Winter Stranger
Where are the snows of last week-end?
The sun shines on that distant range
without diminishing its glory.
Shadows cluster round the dreck
that didn’t melt away when sidewalks
dried - gutters stay ice-clogged.
Sun each day promises warmth yet
bright morning fades, noon’s not high,
afternoon short, sunset early, dark.
The homeless, pitched in their camp
near the freeway din by the iced
slope the weather beats on, lie low.
The length of our most genteel street
is traversed by its evening traffic -
dogs with their humans, those who work late.

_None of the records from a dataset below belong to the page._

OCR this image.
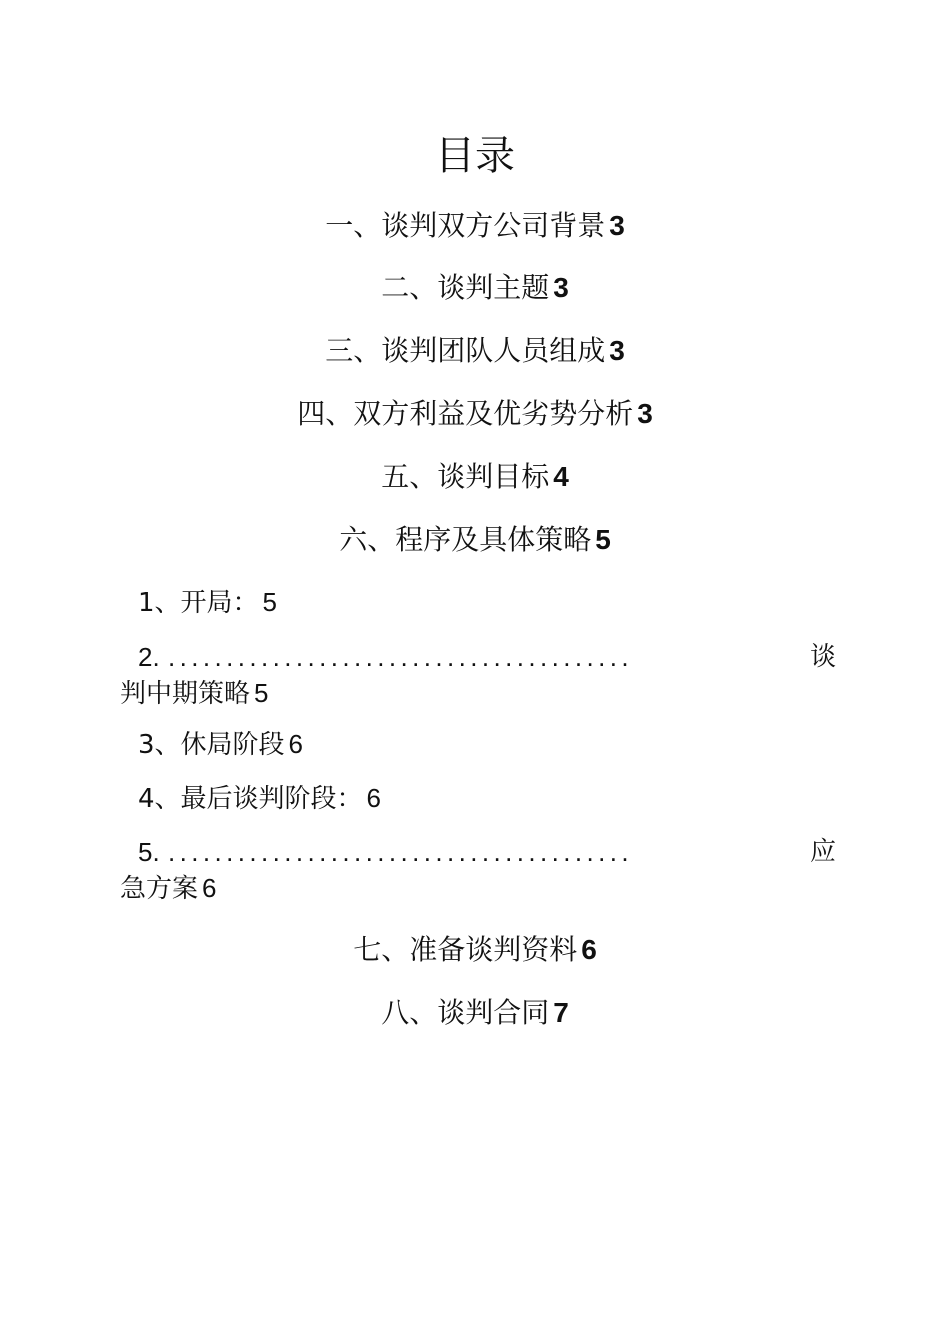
目录
一、谈判双方公司背景 3
二、谈判主题 3
三、谈判团队人员组成 3
四、双方利益及优劣势分析 3
五、谈判目标 4
六、程序及具体策略 5
1、开局： 5
2. ........................................	谈
判中期策略 5
3、休局阶段 6
4、最后谈判阶段： 6
5. ........................................	应
急方案 6
七、准备谈判资料 6
八、谈判合同 7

Under a light a young couple grapples
in slow motion, not going anywhere
but signaling Soon we must part.
To our surprise, there looms a great
lumbering heavy-laden tramp,
as if just back from Siberia.
A dark bedroll makes him seven feet
tall, other clobber rounds him out.
He’s used to this, year round, but winter?
My dog bristles - I take a sharp
detour. Our eyes don’t meet. Would
he expect something from me? ‘Good-day’?
‘Have a good evening’? Charity?
Proof he doesn’t scare me? (I wouldn’t
call police - Salvation Army, maybe.)
He may or may not know where he’ll
unroll his pack and lie down tonight.
Dog and I suffer no such doubt.
He sees our houses’ bright lit trees, porches
and windows, some hung with red stockings.
Keep the children from view while he passes -
you wouldn’t want them to see him.
He has nothing for them in his sack.
You mightn’t want him to see them.
One last glimpse - our formidable
stranger mid-street stooping as if
for something dropped there, edible.